Clara et Hannah ouvrent leur blog, au printemps 2011 : l'écureuil du net ! à lire absolument !!!!
Merci à François Bon, qui a accueilli sur Publie.net les Carnets Lointains, et le Manuel anti-onirique.

mardi 4 janvier 2011

Manuel anti-onirique, XLII


Il faut des ciselures fines. Elle a envie de lever la tête, à la verticale, et de distinguer sur le ciel bleu, tout en haut, les découpes précises des chapiteaux romans, en aplomb. 

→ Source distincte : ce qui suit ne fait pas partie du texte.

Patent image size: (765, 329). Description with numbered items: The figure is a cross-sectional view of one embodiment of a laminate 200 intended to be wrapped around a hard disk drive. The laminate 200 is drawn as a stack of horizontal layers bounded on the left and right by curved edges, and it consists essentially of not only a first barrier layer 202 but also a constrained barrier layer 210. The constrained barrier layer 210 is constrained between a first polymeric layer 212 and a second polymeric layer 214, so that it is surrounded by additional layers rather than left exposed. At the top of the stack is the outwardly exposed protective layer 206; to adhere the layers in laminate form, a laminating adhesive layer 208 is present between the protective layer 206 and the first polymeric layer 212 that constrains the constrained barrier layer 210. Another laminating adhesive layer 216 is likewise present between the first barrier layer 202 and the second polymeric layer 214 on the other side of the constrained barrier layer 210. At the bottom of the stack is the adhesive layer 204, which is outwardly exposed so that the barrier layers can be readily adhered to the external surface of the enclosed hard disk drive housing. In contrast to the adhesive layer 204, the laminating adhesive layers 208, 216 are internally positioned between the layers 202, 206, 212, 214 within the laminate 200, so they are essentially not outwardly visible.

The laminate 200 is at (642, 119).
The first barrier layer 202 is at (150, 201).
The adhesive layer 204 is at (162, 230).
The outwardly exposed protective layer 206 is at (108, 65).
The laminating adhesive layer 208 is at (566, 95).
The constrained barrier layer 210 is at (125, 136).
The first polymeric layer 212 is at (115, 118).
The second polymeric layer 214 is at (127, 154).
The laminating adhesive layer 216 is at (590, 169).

Aspiration. Tout est là, non résolu, gisant épars sur le tapis ancien aux motifs presque réguliers, presque géométriques. Brisure. Les jours glissent, se précipitent dans l'absence, dans la chute, et elle ne trouve plus d'aspérité à laquelle se retenir. Pas la moindre aspérité à laquelle se retenir, même en s'écorchant les mains sur la pierre. Il est devenu possible, chose à peine croyable, de passer les heures dans un enchaînement ininterrompu, du matin ou soir, d'enchaîner les gestes mécaniques à quoi la vie sociale réduit patiemment tous les élans. Fractionnement. Les élans brisés sont plus douloureux que des membres fracturés. Ce qui autrefois se déployait, élan, tentative, et avait le désordre et l'audace des possibles, revient, émietté par les passages obligés, réduit en miettes par la répétition des jours,  toujours les mêmes, selon des séquences tout entières attendues. Et les heures passent, s'enchaînent, se sont allées perdre dans le désordre des nuits, se fondent les unes dans les autres, jusqu'à n'être qu'une lave autrefois en fusion qui peu à peu se fige, et immobilise tout dans sa propre immobilité glacée. 

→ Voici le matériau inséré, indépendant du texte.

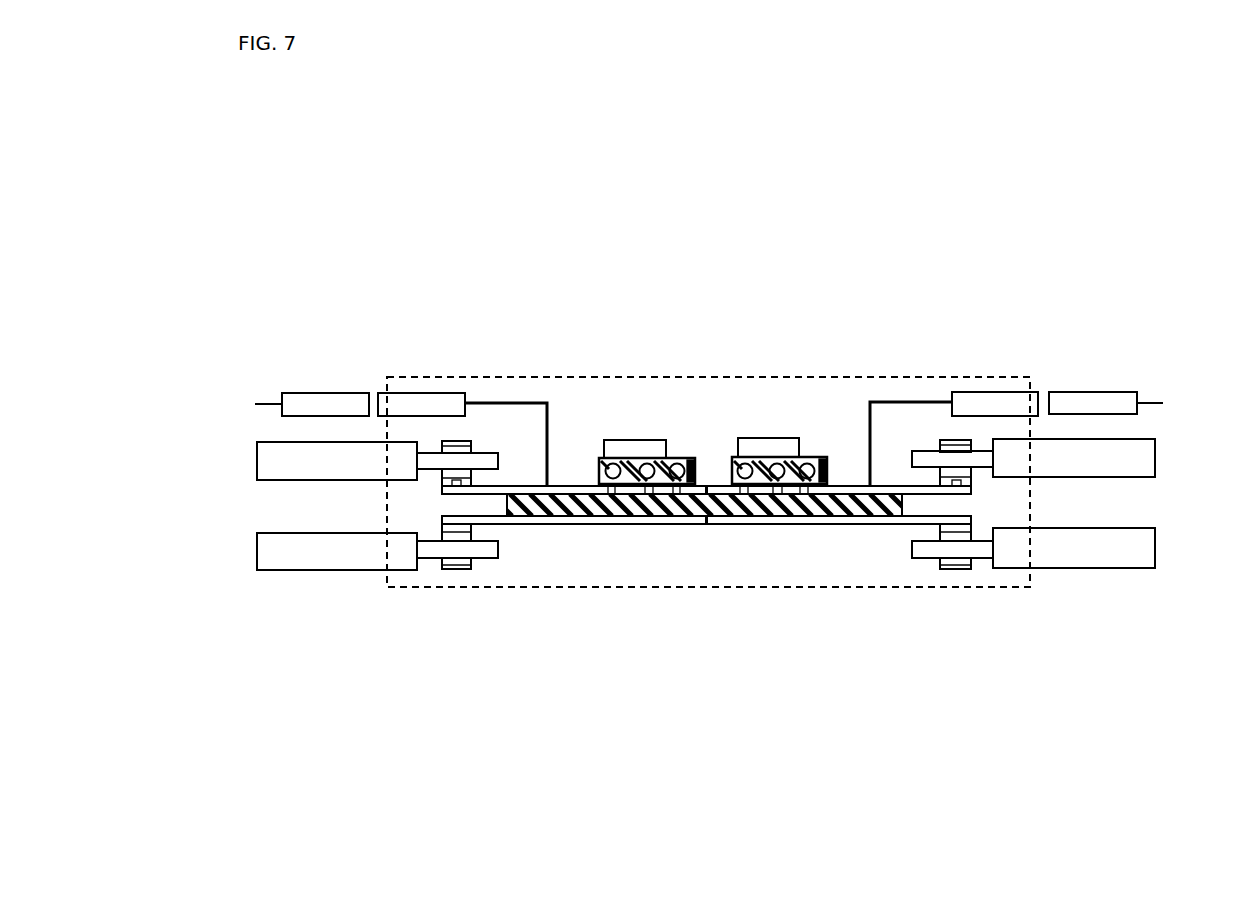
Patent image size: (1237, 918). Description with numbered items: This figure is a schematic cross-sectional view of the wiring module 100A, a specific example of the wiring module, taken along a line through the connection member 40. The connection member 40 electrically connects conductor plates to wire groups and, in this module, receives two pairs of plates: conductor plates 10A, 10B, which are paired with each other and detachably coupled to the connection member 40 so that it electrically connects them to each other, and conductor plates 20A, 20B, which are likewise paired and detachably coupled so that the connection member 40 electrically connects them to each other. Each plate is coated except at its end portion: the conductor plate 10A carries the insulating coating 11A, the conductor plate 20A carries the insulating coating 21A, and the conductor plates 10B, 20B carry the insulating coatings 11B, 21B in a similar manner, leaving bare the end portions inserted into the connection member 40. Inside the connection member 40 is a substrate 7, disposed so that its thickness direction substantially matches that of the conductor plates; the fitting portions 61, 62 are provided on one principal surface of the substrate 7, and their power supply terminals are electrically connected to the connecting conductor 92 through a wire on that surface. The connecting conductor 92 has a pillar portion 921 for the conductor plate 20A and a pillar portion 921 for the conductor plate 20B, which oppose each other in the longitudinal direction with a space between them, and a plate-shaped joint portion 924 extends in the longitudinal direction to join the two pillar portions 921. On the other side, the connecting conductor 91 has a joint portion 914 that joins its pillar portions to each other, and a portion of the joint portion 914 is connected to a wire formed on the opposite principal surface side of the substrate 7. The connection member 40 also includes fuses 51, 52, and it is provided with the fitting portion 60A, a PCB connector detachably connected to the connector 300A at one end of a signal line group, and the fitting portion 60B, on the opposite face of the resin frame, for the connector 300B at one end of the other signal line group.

Impassibilité du prophète de pierre sur la façade. Et son regard impénétrable. Les plis réguliers de son manteau couvrent ses pas.

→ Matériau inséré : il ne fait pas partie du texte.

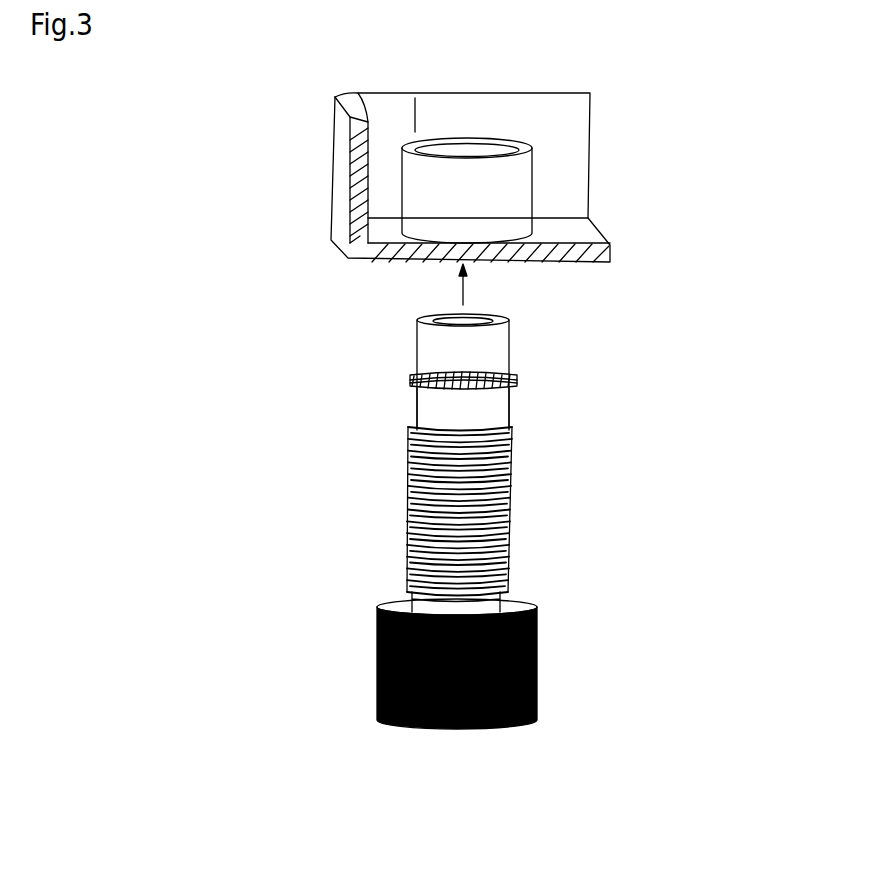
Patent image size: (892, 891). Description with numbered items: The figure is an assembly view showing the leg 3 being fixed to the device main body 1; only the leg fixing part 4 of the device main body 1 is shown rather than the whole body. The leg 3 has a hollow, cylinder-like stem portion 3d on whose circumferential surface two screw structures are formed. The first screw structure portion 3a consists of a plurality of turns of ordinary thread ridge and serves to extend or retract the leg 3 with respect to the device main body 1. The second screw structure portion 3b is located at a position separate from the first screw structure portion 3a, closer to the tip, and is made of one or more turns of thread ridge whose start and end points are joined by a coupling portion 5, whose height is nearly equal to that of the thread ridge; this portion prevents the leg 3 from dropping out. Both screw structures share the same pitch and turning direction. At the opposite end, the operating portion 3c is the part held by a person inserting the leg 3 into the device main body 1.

The device main body 1 is at (341, 170).
The leg fixing part 4 is at (502, 188).
The leg 3 is at (497, 521).
The first screw structure portion 3a is at (378, 430).
The second screw structure portion 3b is at (452, 393).
The operating portion 3c is at (377, 662).
The stem portion 3d is at (500, 347).
The coupling portion 5 is at (412, 377).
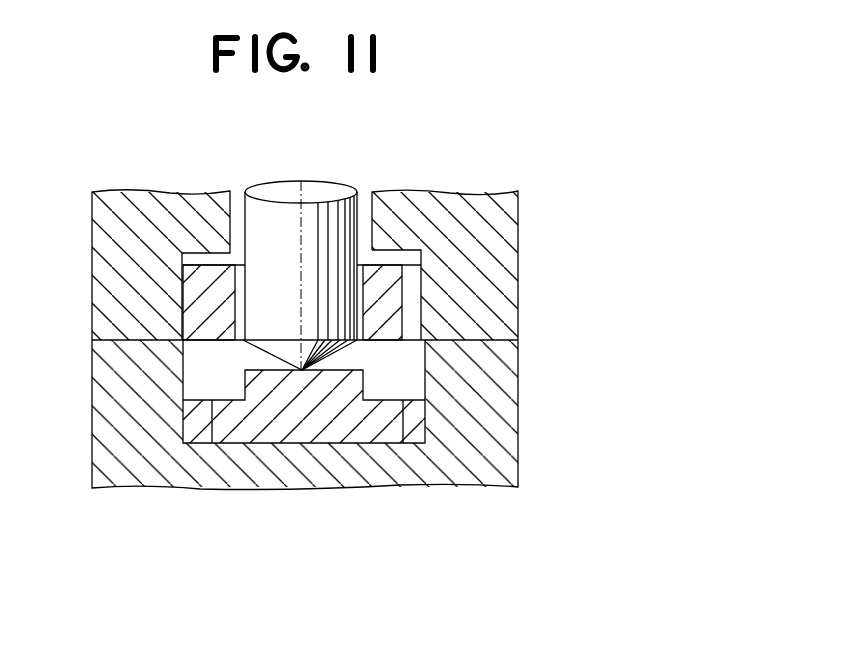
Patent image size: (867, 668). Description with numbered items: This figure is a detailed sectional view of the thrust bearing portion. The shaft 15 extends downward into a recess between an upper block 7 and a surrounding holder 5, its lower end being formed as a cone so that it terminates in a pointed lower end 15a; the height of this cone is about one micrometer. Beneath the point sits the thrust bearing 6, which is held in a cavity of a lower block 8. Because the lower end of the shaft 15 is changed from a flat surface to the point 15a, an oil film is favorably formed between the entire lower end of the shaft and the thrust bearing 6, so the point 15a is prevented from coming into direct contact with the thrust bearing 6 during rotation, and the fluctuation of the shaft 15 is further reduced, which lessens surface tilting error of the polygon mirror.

The die holder 5 is at (405, 262).
The thrust bearing 6 is at (383, 432).
The upper block 7 is at (100, 225).
The lower block 8 is at (107, 483).
The shaft 15 is at (282, 192).
The pointed lower end 15a is at (302, 372).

Autrefois, elle voyait, dans les esquisses de son existence, quelque passage droit et net qui ne l'inquiétait pas. Il suffisait de poursuivre du même élan, c'était sans doute la seule condition qu'elle n'a pas respectée, les mouvements étaient contenus les uns dans les autres, et tout cela se déroulait, se déployait d'un même élan. À présent, le souffle est perdu. Quelque cassure insidieuse empêche de chercher l'allant. Descendre dans les profondeurs de ses visions devrait lui permettre de le retrouver.  Ou du moins, s'il est quelque part, ce doit être là, dans ces images intactes qui continuent de remonter à la surface, qui ont conservé cette grâce. Exercices minuscules. Il doit bien y avoir dans le monde quelque lieu intact à partir de quoi redéployer ses ailes comme des possibles. 

À moins que tout ne soit qu'un exil puissant. L'hypothèse ne peut pas être entièrement écartée.